The community received 99 coffins in which 72 contained the identified remains of victims, six contained unidentified remains and the remaining 11 symbolically represented the children who died in one of the worst massacres of Colombia’s armed conflict.
The coffins were transported from the nearby town of Vigia del Fuerte in ships adorned with flowers and accompanied by the Christ statue that was mutilated when a FARC mortar struck the local church where locals were hiding from combat between the guerrillas and paramilitaries of the now-defunct AUC.
El cristo mutilado de Bojayá es nuestro Guernica. A esta hora empieza el traslado de los cuerpos de una tragedia anunciada hace 17 años, que no podrá olvidarse ni repetir. El plebiscito a la paz con 96% al SÍ, fue claro aquí. Saben que en la guerra, ellos serán los perdedores. pic.twitter.com/ESQ5BwQtCS
— JesusAbadColorado (@AbadColorado) November 11, 2019
The community will spend the coming week carrying out their traditional funeral rites and will bury their dead on Monday next week.
This surrender means the eternal rest of the people who died that May 2, but also the eternal rest of those of us who are still alive, because we rest when our brothers rest. And how do they rest? When the rites are finished.
Bojaya resident Maxima Asprilla
While violence continues to ravage the region, the final return of those who died in the 2002 massacre provides at least some closure for the community.
I think the feeling today for the people of Bojaya is bittersweet because we have nothing to celebrate, this is a moment of sadness, it’s a moment of silence and pain; again we must deal with the pain that has been among us for these 17 years. On the other hand, I think it means hope, it is a light for the people of Bojaya to begin the mourning we have been waiting for for a long time. We are going to have the opportunity to say goodbye to our loved ones as we are traditionally taught to do.

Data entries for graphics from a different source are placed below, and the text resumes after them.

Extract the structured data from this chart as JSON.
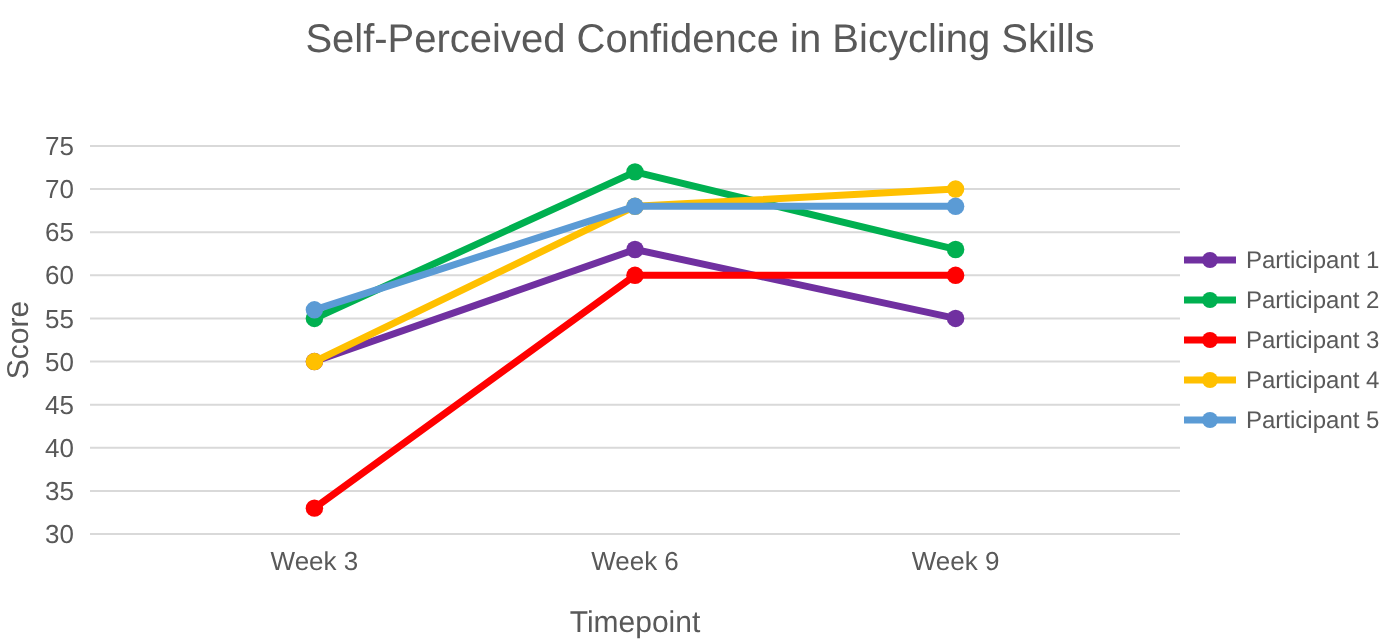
{
  "chart_data": {
    "type": "line",
    "title": "Self-Perceived Confidence in Bicycling Skills",
    "xlabel": "Timepoint",
    "ylabel": "Score",
    "categories": [
      "Week 3",
      "Week 6",
      "Week 9"
    ],
    "series": [
      {
        "name": "Participant 1",
        "color": "#7030a0",
        "values": [
          50,
          63,
          55
        ]
      },
      {
        "name": "Participant 2",
        "color": "#00b050",
        "values": [
          55,
          72,
          63
        ]
      },
      {
        "name": "Participant 3",
        "color": "#ff0000",
        "values": [
          33,
          60,
          60
        ]
      },
      {
        "name": "Participant 4",
        "color": "#ffc000",
        "values": [
          50,
          68,
          70
        ]
      },
      {
        "name": "Participant 5",
        "color": "#5b9bd5",
        "values": [
          56,
          68,
          68
        ]
      }
    ],
    "ylim": [
      30,
      75
    ],
    "yticks": [
      30,
      35,
      40,
      45,
      50,
      55,
      60,
      65,
      70,
      75
    ],
    "grid": "y",
    "legend": "right",
    "marker": "circle",
    "line_style": "solid"
  }
}
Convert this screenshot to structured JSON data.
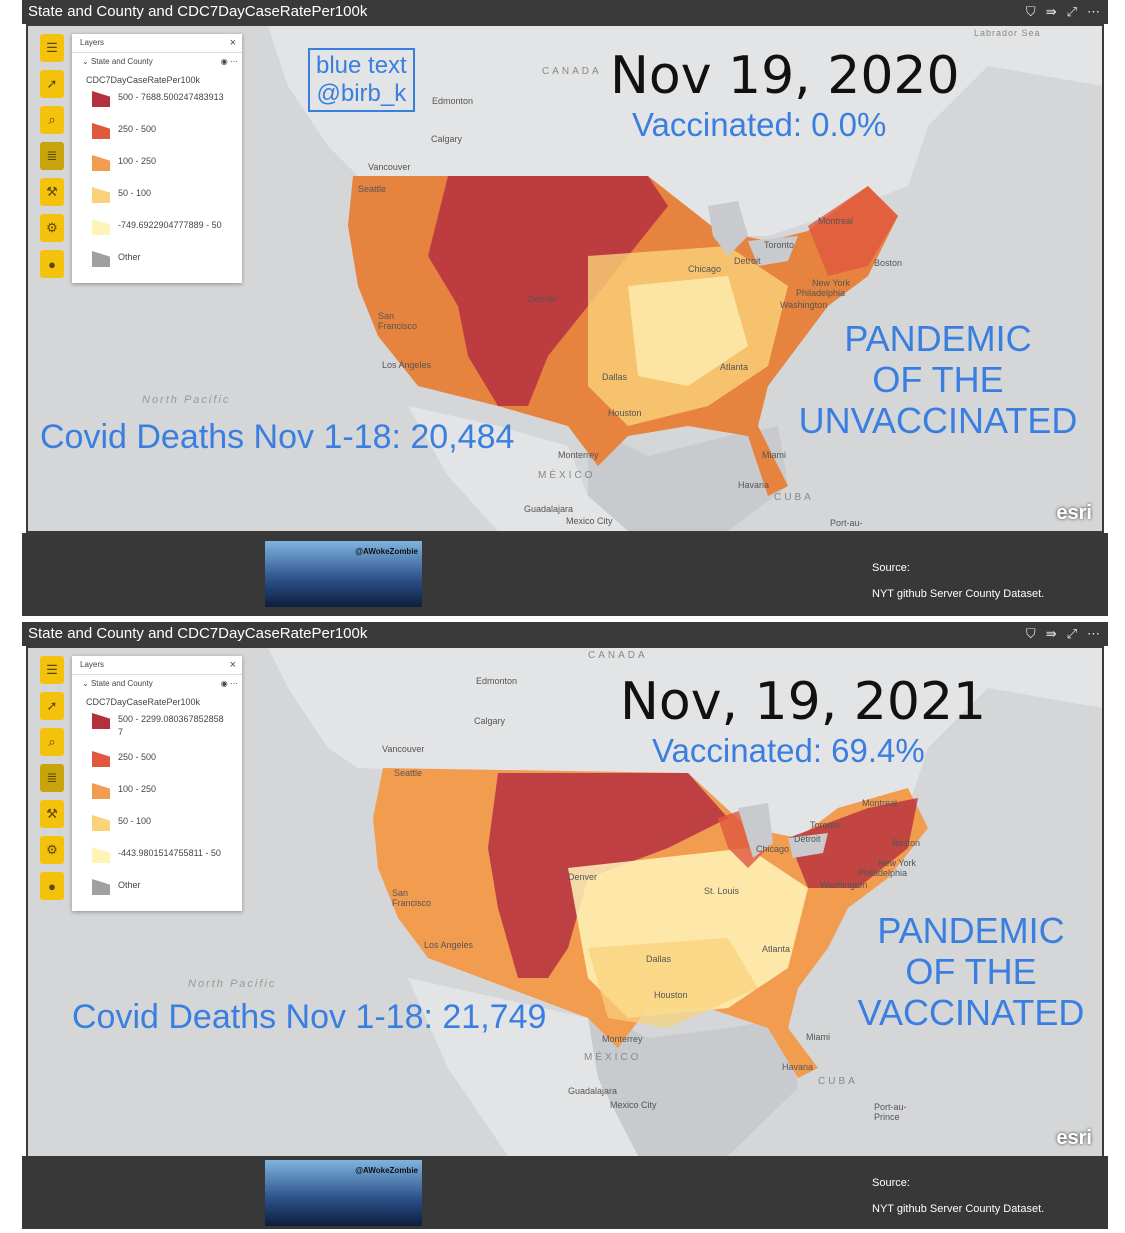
{
  "colors": {
    "accent_text": "#3a7fe0",
    "tool_yellow": "#f4c20d",
    "bin_500_plus": "#b5303f",
    "bin_250_500": "#e0583e",
    "bin_100_250": "#f29c50",
    "bin_50_100": "#fad27a",
    "bin_low": "#fff4b8",
    "bin_other": "#a0a0a0"
  },
  "panels": [
    {
      "title": "State and County and CDC7DayCaseRatePer100k",
      "toolbar_icons": [
        "menu-icon",
        "pointer-icon",
        "search-icon",
        "legend-icon",
        "wrench-icon",
        "gear-icon",
        "user-icon"
      ],
      "layers": {
        "header": "Layers",
        "layer_name": "State and County",
        "field": "CDC7DayCaseRatePer100k",
        "legend": [
          {
            "label": "500 - 7688.500247483913"
          },
          {
            "label": "250 - 500"
          },
          {
            "label": "100 - 250"
          },
          {
            "label": "50 - 100"
          },
          {
            "label": "-749.6922904777889 - 50"
          },
          {
            "label": "Other"
          }
        ]
      },
      "date": "Nov 19, 2020",
      "vaccinated": "Vaccinated: 0.0%",
      "pandemic": [
        "PANDEMIC",
        "OF THE",
        "UNVACCINATED"
      ],
      "deaths": "Covid Deaths Nov 1-18: 20,484",
      "credit": [
        "blue text",
        "@birb_k"
      ],
      "cities": [
        "Edmonton",
        "Calgary",
        "Vancouver",
        "Seattle",
        "San Francisco",
        "Los Angeles",
        "Denver",
        "Dallas",
        "Houston",
        "Chicago",
        "Detroit",
        "Toronto",
        "Montreal",
        "Boston",
        "New York",
        "Philadelphia",
        "Washington",
        "Atlanta",
        "Miami",
        "Monterrey",
        "Havana",
        "Guadalajara",
        "Mexico City",
        "Port-au-"
      ],
      "places": [
        "CANADA",
        "MÉXICO",
        "CUBA",
        "Labrador Sea"
      ],
      "ocean": "North Pacific",
      "brand": "esri",
      "image_tag": "@AWokeZombie",
      "source_label": "Source:",
      "source_text": "NYT github Server County Dataset."
    },
    {
      "title": "State and County and CDC7DayCaseRatePer100k",
      "toolbar_icons": [
        "menu-icon",
        "pointer-icon",
        "search-icon",
        "legend-icon",
        "wrench-icon",
        "gear-icon",
        "user-icon"
      ],
      "layers": {
        "header": "Layers",
        "layer_name": "State and County",
        "field": "CDC7DayCaseRatePer100k",
        "legend": [
          {
            "label": "500 - 2299.0803678528587"
          },
          {
            "label": "250 - 500"
          },
          {
            "label": "100 - 250"
          },
          {
            "label": "50 - 100"
          },
          {
            "label": "-443.9801514755811 - 50"
          },
          {
            "label": "Other"
          }
        ]
      },
      "date": "Nov, 19, 2021",
      "vaccinated": "Vaccinated: 69.4%",
      "pandemic": [
        "PANDEMIC",
        "OF THE",
        "VACCINATED"
      ],
      "deaths": "Covid Deaths Nov 1-18: 21,749",
      "cities": [
        "Edmonton",
        "Calgary",
        "Vancouver",
        "Seattle",
        "San Francisco",
        "Los Angeles",
        "Denver",
        "Dallas",
        "Houston",
        "St. Louis",
        "Chicago",
        "Detroit",
        "Toronto",
        "Montreal",
        "Boston",
        "New York",
        "Philadelphia",
        "Washington",
        "Atlanta",
        "Miami",
        "Monterrey",
        "Havana",
        "Guadalajara",
        "Mexico City",
        "Port-au-Prince"
      ],
      "places": [
        "CANADA",
        "MÉXICO",
        "CUBA"
      ],
      "ocean": "North Pacific",
      "brand": "esri",
      "image_tag": "@AWokeZombie",
      "source_label": "Source:",
      "source_text": "NYT github Server County Dataset."
    }
  ]
}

Victim representative Yuber Palacios
The community has fought with both the FARC and state institutions to be able to carry out their ancestral funeral rites.
Immediately after the massacre, the local FARC guerrillas forced the locals to bury the victims against their traditions. The authorities wouldn’t exhume the mass graves to identify the remains until 2017 and allow the community to carry out their rites until 2017.